Modern neuroscience and psychoanalysis may have much more in common than many realize, according to a new paper published in the journal Neurocognition entropy. Researchers argue that today’s leading models of brain function share striking similarities with ideas that originated with Sigmund Freud and have been developed by psychoanalytic theorists for more than a century. They suggest that combining these perspectives may provide a more complete understanding of how the human mind works.
Central to the comparison is the predictive paradigm, one of the dominant theories in contemporary neuroscience. According to this model, the brain constantly generates predictions about what will happen next and updates those predictions by comparing them with incoming sensory information. Scientists believe that this ongoing process helps shape perception, behavior, and emotional control.
Researchers Eric Stanicke, Bendik Hovet, Rhein Indrevor Stanicke, and colleagues in the Department of Psychology argue that this framework closely resembles long-standing psychoanalytic ideas about how people experience and interpret the world.
“For more than 130 years, psychoanalysis has developed psychological theories about how prediction occurs at the subjective level, but cognitive neuropsychology now studies it at the physiological level.”
predictions, predictions, human experience
The authors note that neuroscience and psychoanalysis explain many of the same underlying mental processes from different perspectives. While neuroscience focuses on biological and computational mechanisms within the brain, psychoanalysis investigates how those processes are experienced from a human perspective.
One example is the psychoanalytic concept of projection, which researchers believe is closely related to the brain’s predictive processes.
“When we attribute qualities, intentions, and emotions to others, our brains shape our experience of the world around established expectations,” says Stenicke.
Researchers say that our past interactions with others gradually influence our expectations of future relationships and situations.
“This corresponds to the neuroscientific distinction between changing one’s own predictions, perceptual reasoning, and attempting to make the world conform to it, active reasoning.”
Brain predictions and mental disorders
This paper also highlights another important similarity. Both predictive neuroscience and psychoanalytic theory describe the mind as a system that seeks stability and predictability, also known as homeostasis, a state of psychological balance.
Within predictive brain models, this stability is achieved by reducing uncertainty. The brain constantly tries to make the world easier to understand by relying on pre-existing expectations.
“Psychoanalysts refer to the mind’s tendency to reproduce familiar relational patterns, even if they are poorly adapted,” Stenicke says.
He believes that the overlap between these two fields has the potential to provide valuable new ways of understanding mental disorders.
“Rigid, persistent symptoms, such as paranoid thoughts or internalized critical voices, may be stable, but they are not very flexible predictive models,” Stenicke says.

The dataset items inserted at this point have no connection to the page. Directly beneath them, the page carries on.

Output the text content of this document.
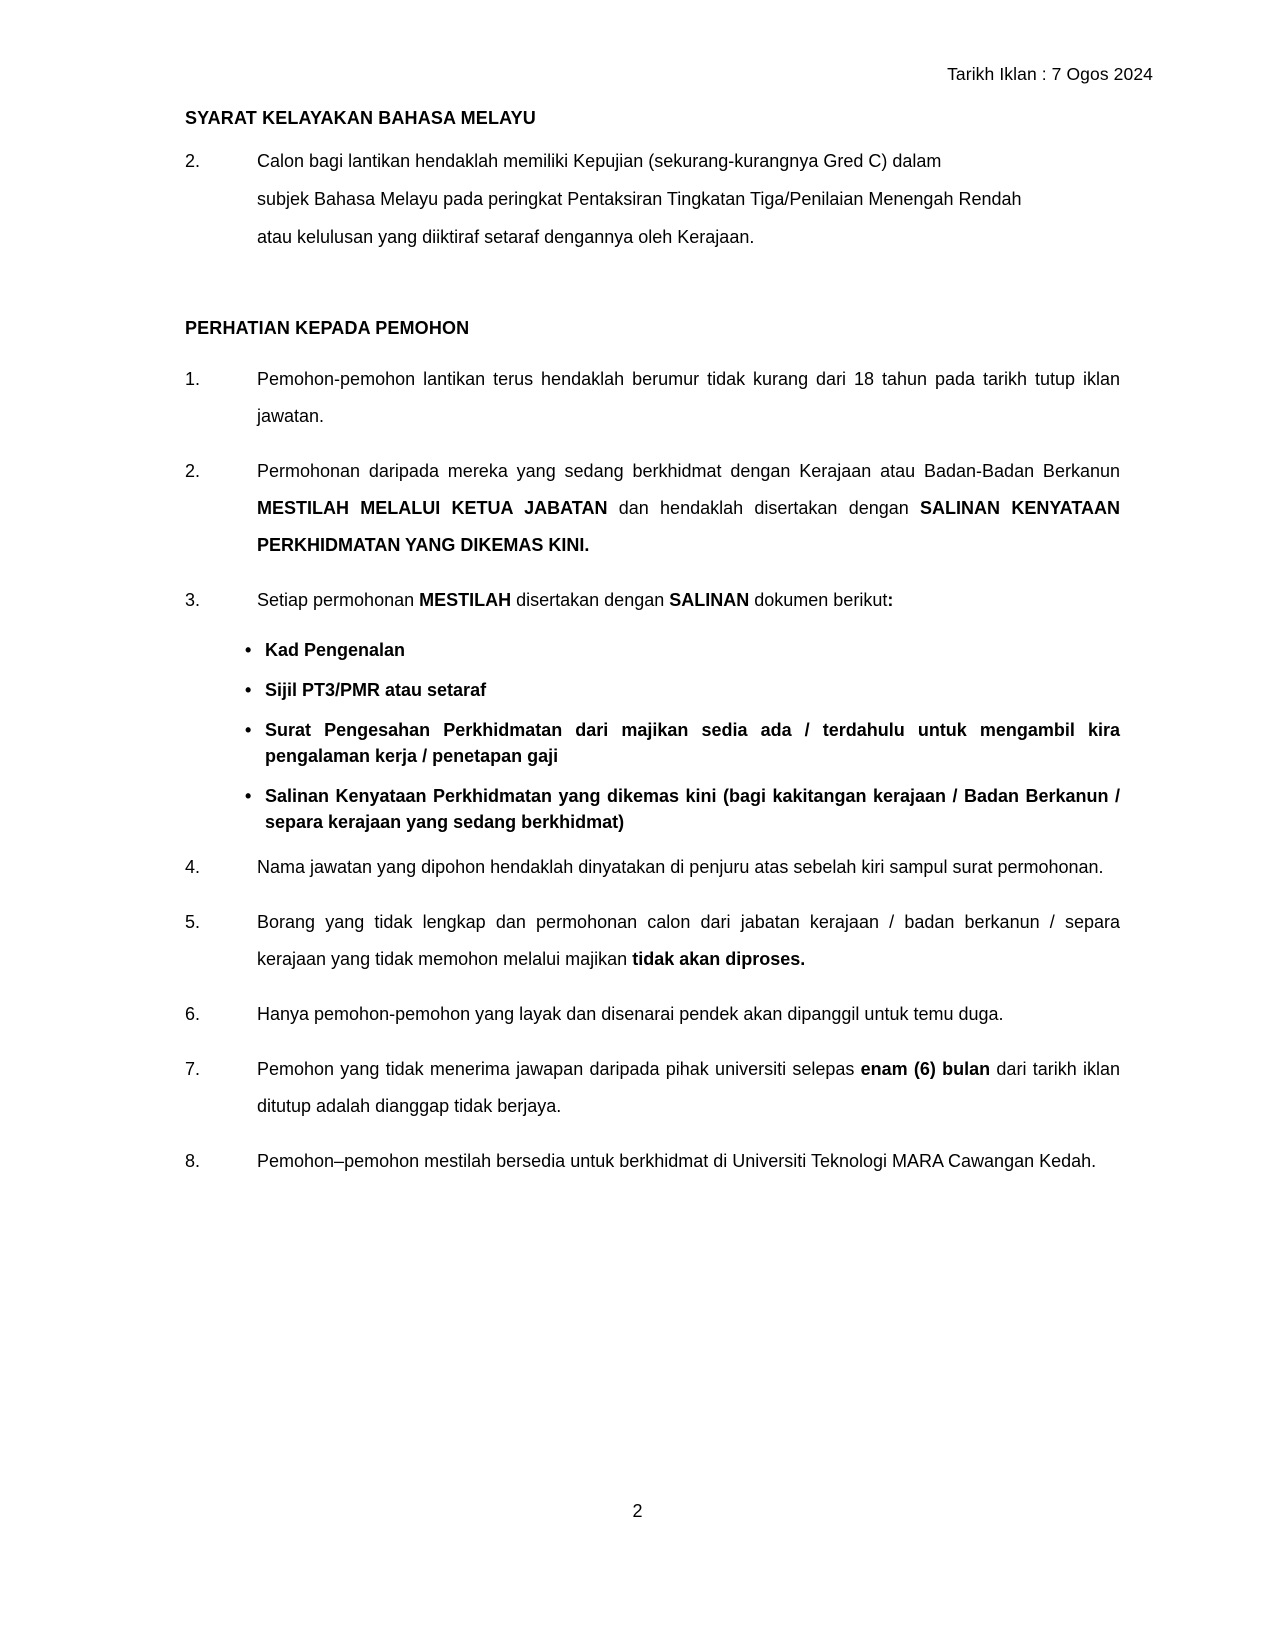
Tarikh Iklan : 7 Ogos 2024
SYARAT KELAYAKAN BAHASA MELAYU
2.	Calon bagi lantikan hendaklah memiliki Kepujian (sekurang-kurangnya Gred C) dalam
subjek Bahasa Melayu pada peringkat Pentaksiran Tingkatan Tiga/Penilaian Menengah Rendah
atau kelulusan yang diiktiraf setaraf dengannya oleh Kerajaan.
PERHATIAN KEPADA PEMOHON
1.	Pemohon-pemohon lantikan terus hendaklah berumur tidak kurang dari 18 tahun pada tarikh tutup iklan jawatan.
2.	Permohonan daripada mereka yang sedang berkhidmat dengan Kerajaan atau Badan-Badan Berkanun MESTILAH MELALUI KETUA JABATAN dan hendaklah disertakan dengan SALINAN KENYATAAN PERKHIDMATAN YANG DIKEMAS KINI.
3.	Setiap permohonan MESTILAH disertakan dengan SALINAN dokumen berikut:
• Kad Pengenalan
• Sijil PT3/PMR atau setaraf
• Surat Pengesahan Perkhidmatan dari majikan sedia ada / terdahulu untuk mengambil kira pengalaman kerja / penetapan gaji
• Salinan Kenyataan Perkhidmatan yang dikemas kini (bagi kakitangan kerajaan / Badan Berkanun / separa kerajaan yang sedang berkhidmat)
4.	Nama jawatan yang dipohon hendaklah dinyatakan di penjuru atas sebelah kiri sampul surat permohonan.
5.	Borang yang tidak lengkap dan permohonan calon dari jabatan kerajaan / badan berkanun / separa kerajaan yang tidak memohon melalui majikan tidak akan diproses.
6.	Hanya pemohon-pemohon yang layak dan disenarai pendek akan dipanggil untuk temu duga.
7.	Pemohon yang tidak menerima jawapan daripada pihak universiti selepas enam (6) bulan dari tarikh iklan ditutup adalah dianggap tidak berjaya.
8.	Pemohon–pemohon mestilah bersedia untuk berkhidmat di Universiti Teknologi MARA Cawangan Kedah.
2
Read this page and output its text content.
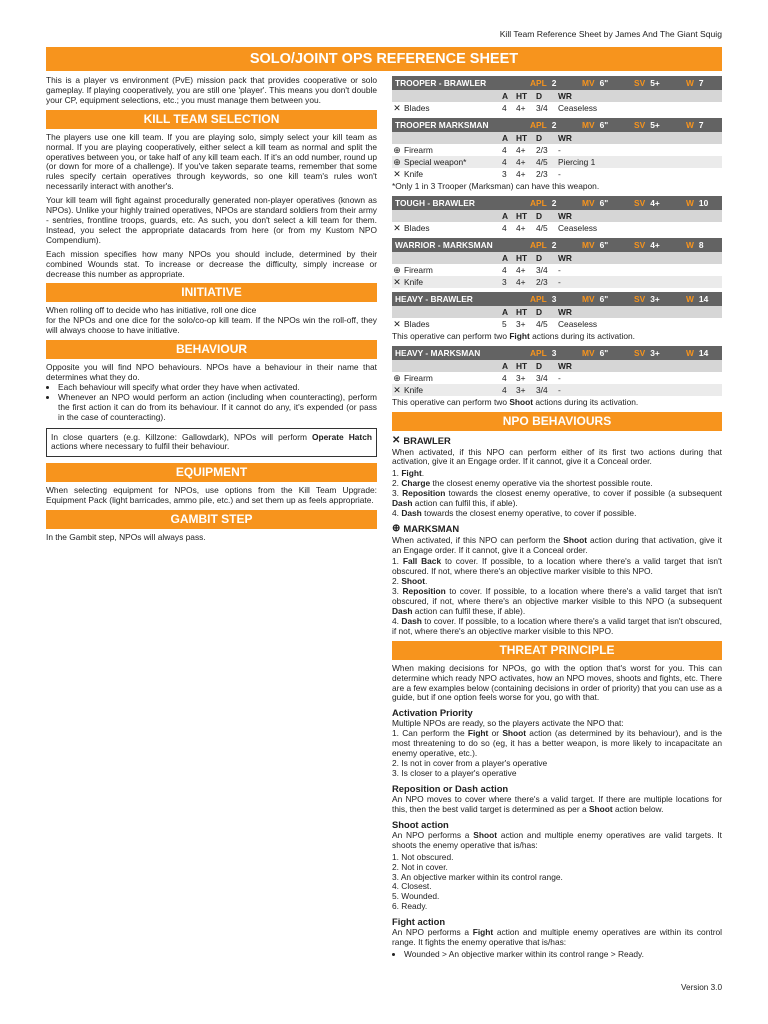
Kill Team Reference Sheet by James And The Giant Squig
SOLO/JOINT OPS REFERENCE SHEET

This is a player vs environment (PvE) mission pack that provides cooperative or solo gameplay. If playing cooperatively, you are still one 'player'. This means you don't double your CP, equipment selections, etc.; you must manage them between you.

KILL TEAM SELECTION

The players use one kill team. If you are playing solo, simply select your kill team as normal. If you are playing cooperatively, either select a kill team as normal and split the operatives between you, or take half of any kill team each. If it's an odd number, round up (or down for more of a challenge). If you've taken separate teams, remember that some rules specify certain operatives through keywords, so one kill team's rules won't necessarily interact with another's.

Your kill team will fight against procedurally generated non-player operatives (known as NPOs). Unlike your highly trained operatives, NPOs are standard soldiers from their army - sentries, frontline troops, guards, etc. As such, you don't select a kill team for them. Instead, you select the appropriate datacards from here (or from my Kustom NPO Compendium).

Each mission specifies how many NPOs you should include, determined by their combined Wounds stat. To increase or decrease the difficulty, simply increase or decrease this number as appropriate.

INITIATIVE

When rolling off to decide who has initiative, roll one dice

for the NPOs and one dice for the solo/co-op kill team. If the NPOs win the roll-off, they will always choose to have initiative.

BEHAVIOUR

Opposite you will find NPO behaviours. NPOs have a behaviour in their name that determines what they do.

• Each behaviour will specify what order they have when activated.
• Whenever an NPO would perform an action (including when counteracting), perform the first action it can do from its behaviour. If it cannot do any, it's expended (or pass in the case of counteracting).

In close quarters (e.g. Killzone: Gallowdark), NPOs will perform Operate Hatch actions where necessary to fulfil their behaviour.

EQUIPMENT

When selecting equipment for NPOs, use options from the Kill Team Upgrade: Equipment Pack (light barricades, ammo pile, etc.) and set them up as feels appropriate.

GAMBIT STEP

In the Gambit step, NPOs will always pass.

TROOPER - BRAWLER	APL 2	MV 6"	SV 5+	W 7
A HT	D	WR
✕ Blades	4	4+	3/4	Ceaseless
TROOPER MARKSMAN	APL 2	MV 6"	SV 5+	W 7
A HT	D	WR
⊕ Firearm	4	4+	2/3	-
⊕ Special weapon*	4	4+	4/5	Piercing 1
✕ Knife	3	4+	2/3	-
*Only 1 in 3 Trooper (Marksman) can have this weapon.
TOUGH - BRAWLER	APL 2	MV 6"	SV 4+	W 10
A HT	D	WR
✕ Blades	4	4+	4/5	Ceaseless
WARRIOR - MARKSMAN	APL 2	MV 6"	SV 4+	W 8
A HT	D	WR
⊕ Firearm	4	4+	3/4	-
✕ Knife	3	4+	2/3	-
HEAVY - BRAWLER	APL 3	MV 6"	SV 3+	W 14
A HT	D	WR
✕ Blades	5	3+	4/5	Ceaseless
This operative can perform two Fight actions during its activation.
HEAVY - MARKSMAN	APL 3	MV 6"	SV 3+	W 14
A HT	D	WR
⊕ Firearm	4	3+	3/4	-
✕ Knife	4	3+	3/4	-
This operative can perform two Shoot actions during its activation.
NPO BEHAVIOURS
✕ BRAWLER

When activated, if this NPO can perform either of its first two actions during that activation, give it an Engage order. If it cannot, give it a Conceal order.

1. Fight.
2. Charge the closest enemy operative via the shortest possible route.
3. Reposition towards the closest enemy operative, to cover if possible (a subsequent Dash action can fulfil this, if able).
4. Dash towards the closest enemy operative, to cover if possible.
⊕ MARKSMAN

When activated, if this NPO can perform the Shoot action during that activation, give it an Engage order. If it cannot, give it a Conceal order.

1. Fall Back to cover. If possible, to a location where there's a valid target that isn't obscured. If not, where there's an objective marker visible to this NPO.
2. Shoot.
3. Reposition to cover. If possible, to a location where there's a valid target that isn't obscured, if not, where there's an objective marker visible to this NPO (a subsequent Dash action can fulfil these, if able).
4. Dash to cover. If possible, to a location where there's a valid target that isn't obscured, if not, where there's an objective marker visible to this NPO.
THREAT PRINCIPLE

When making decisions for NPOs, go with the option that's worst for you. This can determine which ready NPO activates, how an NPO moves, shoots and fights, etc. There are a few examples below (containing decisions in order of priority) that you can use as a guide, but if one option feels worse for you, go with that.

Activation Priority

Multiple NPOs are ready, so the players activate the NPO that:

1. Can perform the Fight or Shoot action (as determined by its behaviour), and is the most threatening to do so (eg, it has a better weapon, is more likely to incapacitate an enemy operative, etc.).
2. Is not in cover from a player's operative
3. Is closer to a player's operative
Reposition or Dash action

An NPO moves to cover where there's a valid target. If there are multiple locations for this, then the best valid target is determined as per a Shoot action below.

Shoot action

An NPO performs a Shoot action and multiple enemy operatives are valid targets. It shoots the enemy operative that is/has:

1. Not obscured.
2. Not in cover.
3. An objective marker within its control range.
4. Closest.
5. Wounded.
6. Ready.
Fight action

An NPO performs a Fight action and multiple enemy operatives are within its control range. It fights the enemy operative that is/has:

• Wounded > An objective marker within its control range > Ready.
Version 3.0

“For example, some people may automatically expect criticism, rejection, or hostility from others and interpret the situation through this filter, despite the fact that reality does not justify it.”
Researchers say these deeply ingrained mental models can persist because they reduce uncertainty, even if they distort our perception of reality. Seen from this perspective, both psychoanalysis and predictive neuroscience can help explain why lasting psychological change takes considerable time.
“Furthermore, both models give us insight into how some of our expectations about the outside world are fixed in procedural memory, which is expressed not only cognitively but also in an existential, relational way,” he says.
Stenicke explains that expectations are not only stored as conscious beliefs, but also as deeply ingrained patterns that shape how people respond to and interact with others.
“Psychotherapy may therefore need to work relationally. For example, new experiences in the relationship between therapist and patient can help gradually change fixed relationship patterns.”
Toward a more complete psychology
The researchers suggest that while predictive neuroscience may provide a biological basis for psychoanalytic thinking, psychoanalysis may help neuroscience better understand how predictions are experienced, interpreted, and expressed in everyday life and relationships.
“Integrating these two fields could pave the way for a more holistic psychology that includes both neurological mechanisms and subjective experience. In this way, subjectivity can be understood in a more scientific way.”